Le fils Trump, qui codirige avec son frère le groupe familial et fut un conseiller omniprésent de son père lors de la campagne, devrait être appelé rapidement à s’expliquer sous serment devant le Congrès.

Signe du malaise, le vice-président Mike Pence a fait savoir qu’il ignorait tout de ces événements, n’ayant été nommé colistier que le 15 juillet 2016.

La rencontre a eu lieu à une époque où le grand public ignorait encore que le parti démocrate avait été piraté; les messages internes dérobés ne seront diffusés que plusieurs semaines plus tard. Le gouvernement américain attendra octobre avant de publiquement accuser la Russie de piratages.

L’avocate Natalia Veselnitskaya a elle-même dit, dans une interview à MSNBC, que le trio qu’elle a rencontré « voulait probablement de telles informations. Ils les voulaient vraiment », selon la traduction fournie par la chaîne.

L’ancien directeur de campagne d’Hillary Clinton, Robby Mook, a quant à lui posé la question qui devrait désormais être au centre des débats: « Que savait le président, et quand l’a-t-il appris ? ». Une question célèbre, passée à la postérité après avoir été posée par un sénateur en 1973 lors de l’enquête sur le scandale du Watergate, qui fit tomber le président Richard Nixon.

– ‘Puissance hostile’ –

La tortueuse affaire russe a connu nombre de rebondissements depuis des mois, mais aucun élément n’avait à ce jour aussi clairement établi des contacts de nature politique entre la garde rapprochée de Donald Trump et des proches du pouvoir russe pendant la campagne.

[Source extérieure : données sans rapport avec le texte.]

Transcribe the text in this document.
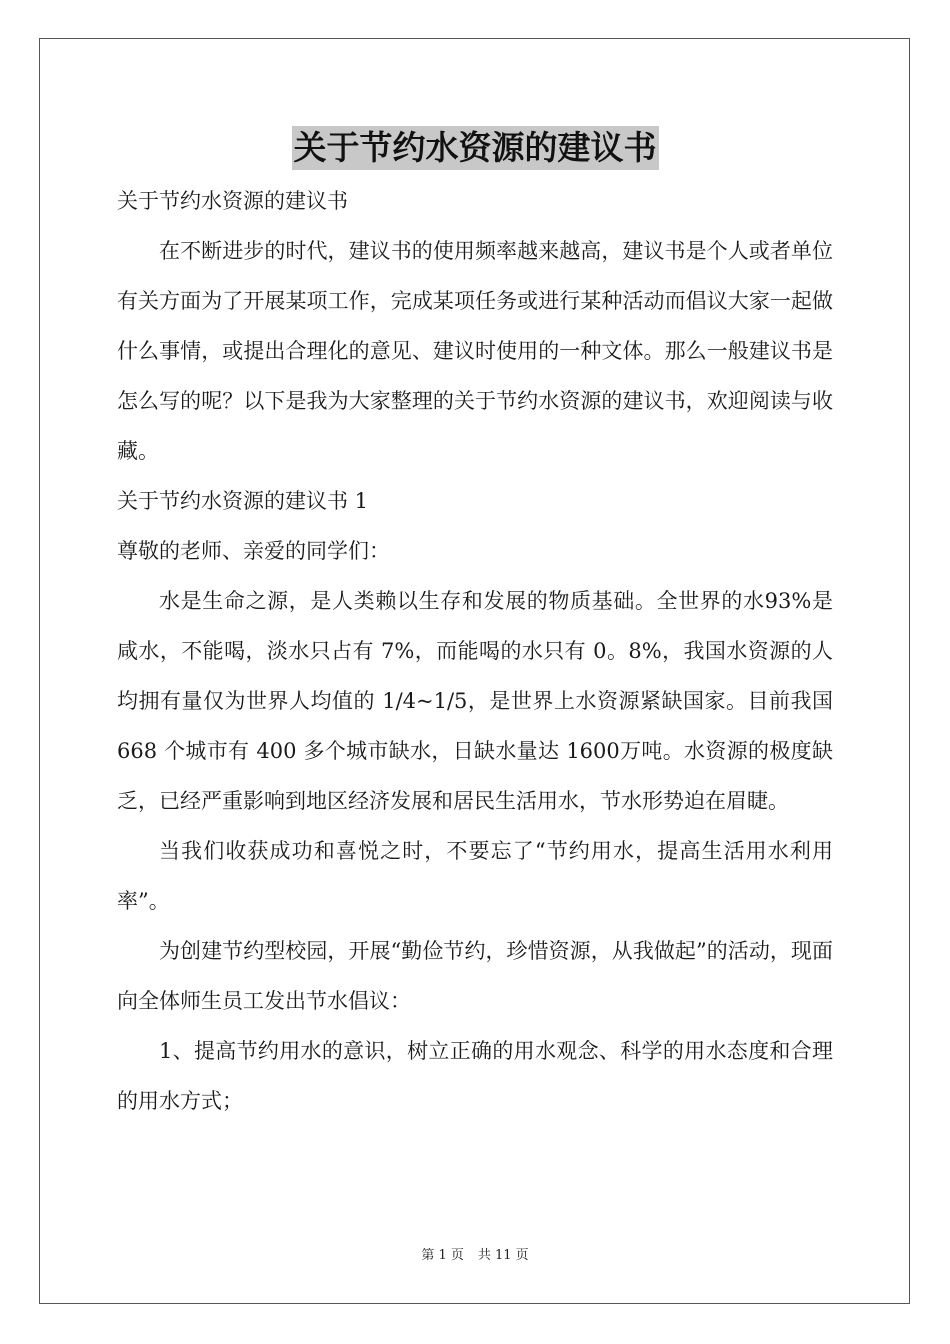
关于节约水资源的建议书

关于节约水资源的建议书

在不断进步的时代，建议书的使用频率越来越高，建议书是个人或者单位有关方面为了开展某项工作，完成某项任务或进行某种活动而倡议大家一起做什么事情，或提出合理化的意见、建议时使用的一种文体。那么一般建议书是怎么写的呢？以下是我为大家整理的关于节约水资源的建议书，欢迎阅读与收藏。

关于节约水资源的建议书 1

尊敬的老师、亲爱的同学们：

水是生命之源，是人类赖以生存和发展的物质基础。全世界的水93%是咸水，不能喝，淡水只占有 7%，而能喝的水只有 0。8%，我国水资源的人均拥有量仅为世界人均值的 1/4~1/5，是世界上水资源紧缺国家。目前我国 668 个城市有 400 多个城市缺水，日缺水量达 1600万吨。水资源的极度缺乏，已经严重影响到地区经济发展和居民生活用水，节水形势迫在眉睫。

当我们收获成功和喜悦之时，不要忘了“节约用水，提高生活用水利用率”。

为创建节约型校园，开展“勤俭节约，珍惜资源，从我做起”的活动，现面向全体师生员工发出节水倡议：

1、提高节约用水的意识，树立正确的用水观念、科学的用水态度和合理的用水方式；

第 1 页 共 11 页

A l’époque, le grand public ignorait encore que le parti démocrate avait été piraté; les messages internes dérobés ne seront diffusés que quelques semaines plus tard. Le gouvernement américain attendra octobre avant de publiquement accuser la Russie de piratages.

« Si la description de cet email est exacte, cela signifie que parmi les premières personnes, si ce n’est la première personne, à savoir que les Russes cherchaient à faire élire Donald Trump figurait la famille Trump elle-même », s’est alarmé Adam Schiff, un démocrate membre de la commission du Renseignement de la Chambre des représentants.

Dans une série de tweets, Don Jr. a dit que n’importe qui, dans une campagne électorale, aurait fait comme lui dans le but de pêcher des informations sur un adversaire. Mais pour les démocrates, l’origine russe des informations fait toute la différence.

« Ce n’est pas comme si on acceptait le coup de fil d’un ami dans tel ou tel Etat américain qui dit avoir trouvé quelque chose d’intéressant », a dit Adam Schiff, sur CNN. « Il s’agit d’une puissance étrangère hostile qui propose d’intervenir pour aider à faire élire quelqu’un président des États-Unis ».

Pour Richard Painter, ancien responsable de l’éthique à la Maison-Blanche sous George W. Bush et aujourd’hui professeur de droit à l’Université du Minnesota, l’acte frôle même la trahison.